The study focused on 148 soccer players with an average age of 26.7 years. Questionnaire data categorized their repeated head impacts as low (0-556 total headers), moderate (564-1,512 total headers), or high (1,538-23,462 total headers) over a two-year period. High levels of heading over the study were associated with brain microstructure changes similar to mild traumatic brain injuries.
“There is enormous worldwide concern for brain injury in general and in the potential for soccer heading to cause long-term adverse brain effects in particular,” Lipton said. The results of the study suggested that greater heading exposure over two years is associated with adverse effects on white-matter microstructure.
Role for PET
At the University of Virginia (UVA), researchers are using PET to investigate "warfighter brain," a military brain condition caused by stressful injury to the brain from outward force, oftentimes due to a blow to the head or a violent movement of the head. The U.S. Department of Defense's Warfighter Brain Health Initiative has launched 26 health and performance studies focused on blast overpressure.

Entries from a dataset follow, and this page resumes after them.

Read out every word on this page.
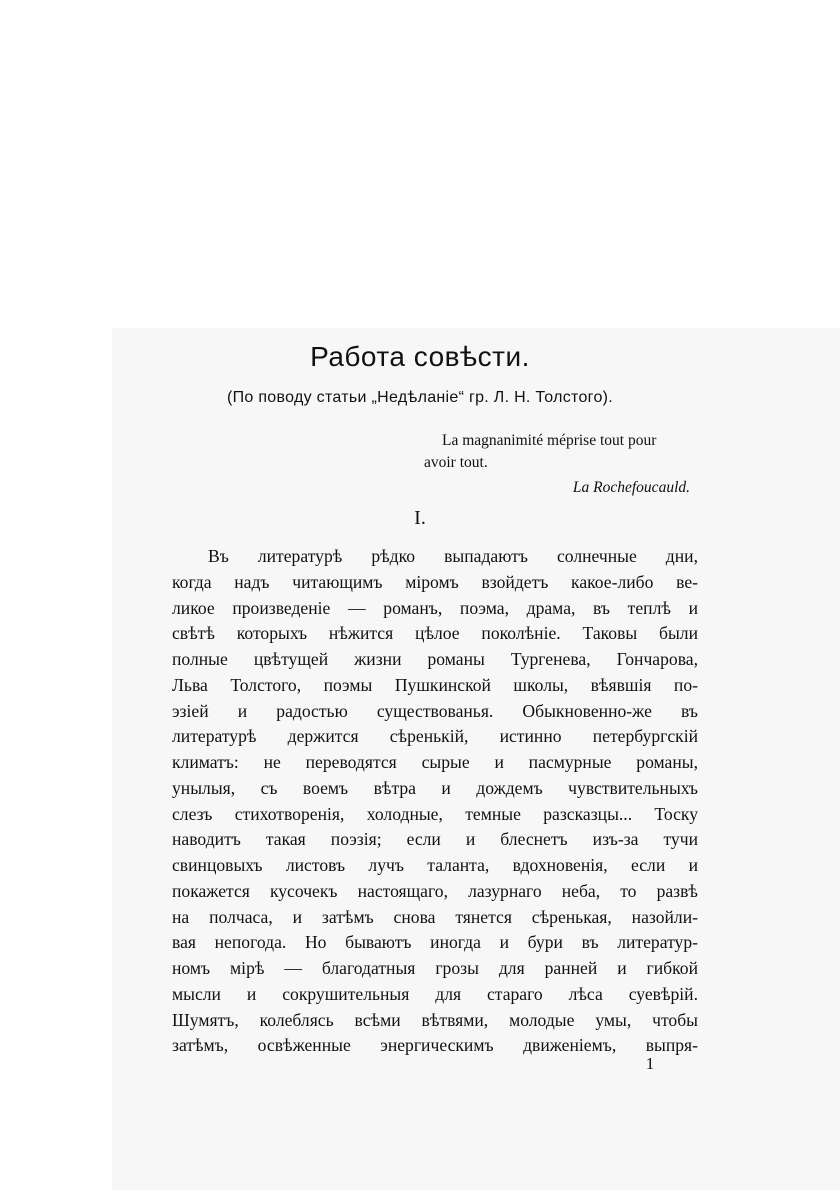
Работа совѣсти.
(По поводу статьи „Недѣланіе“ гр. Л. Н. Толстого).
La magnanimité méprise tout pour
avoir tout.
La Rochefoucauld.
I.
Въ литературѣ рѣдко выпадаютъ солнечные дни,
когда надъ читающимъ міромъ взойдетъ какое-либо ве-
ликое произведеніе — романъ, поэма, драма, въ теплѣ и
свѣтѣ которыхъ нѣжится цѣлое поколѣніе. Таковы были
полные цвѣтущей жизни романы Тургенева, Гончарова,
Льва Толстого, поэмы Пушкинской школы, вѣявшія по-
эзіей и радостью существованья. Обыкновенно-же въ
литературѣ держится сѣренькій, истинно петербургскій
климатъ: не переводятся сырые и пасмурные романы,
унылыя, съ воемъ вѣтра и дождемъ чувствительныхъ
слезъ стихотворенія, холодные, темные разсказцы... Тоску
наводитъ такая поэзія; если и блеснетъ изъ-за тучи
свинцовыхъ листовъ лучъ таланта, вдохновенія, если и
покажется кусочекъ настоящаго, лазурнаго неба, то развѣ
на полчаса, и затѣмъ снова тянется сѣренькая, назойли-
вая непогода. Но бываютъ иногда и бури въ литератур-
номъ мірѣ — благодатныя грозы для ранней и гибкой
мысли и сокрушительныя для стараго лѣса суевѣрій.
Шумятъ, колеблясь всѣми вѣтвями, молодые умы, чтобы
затѣмъ, освѣженные энергическимъ движеніемъ, выпря-
1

One study could help determine how long military members should stay in the blast environment and prevent traumatic brain injury. Lead author James Stone, MD, and colleagues at UVA Health looked at the common thread of neuroinflammation that appears to follow blast overpressure and repeated exposure to low-intensity blasts.
A widely used class of radiopharmaceuticals in the study of the neuroinflammatory response targets the translocator protein (TSPO), according to the researchers. Within the brain, TSPO is found within microglia and demonstrates significantly increased expression within activated microglia. As such, radiopharmaceuticals consisting of a TSPO ligand coupled to a PET radioisotope serve as effective imaging agents for neuroinflammation.
Why it matters: The researchers said the emerging evidence suggests neuroinflammation may be a key feature of the brain response to blast exposure over a career in operational personnel. The common thread of neuroinflammation observed in blast-exposed populations requires further study. The researchers also noted this is the first work to explore neuroimaging-derived critical generalized blast exposure value thresholds, and they noted a relationship between these thresholds and white-matter integrity.
"Neuroinflammation levels, on their own, do not differ substantially between more highly and less highly exposed participants after controlling for potential confounds," the researchers wrote. "However, within the exposed cohort, PET neuroinflammation measurements increase significantly with higher exposure levels. Additionally, MRI measurements demonstrate that increased blast exposure relates to reductions in volume and thickness of brain structures," the authors continued. "These findings, together, establish that GBEV may provide an index into underlying effects of blast overpressure."
The study was published January 12 in the Journal of Neurotrauma.
Other applications
Researchers are also demonstrating the value of quantitative MRI in a wide variety of other brain imaging applications, such as using AI with DTI-MRI to show differences in the brains of children with and without ADHD, to diagnose autism, in revealing brain changes in people with long COVID, assisting in diagnosis of Alzheimer's disease during PET/MRI scans, screening of patients with suspected cerebrospinal fluid disorders, illuminating gray-matter changes in diabetic patients, identifying biomarkers that predict multiple sclerosis progression, and in patients with post-traumatic stress disorder (PTSD).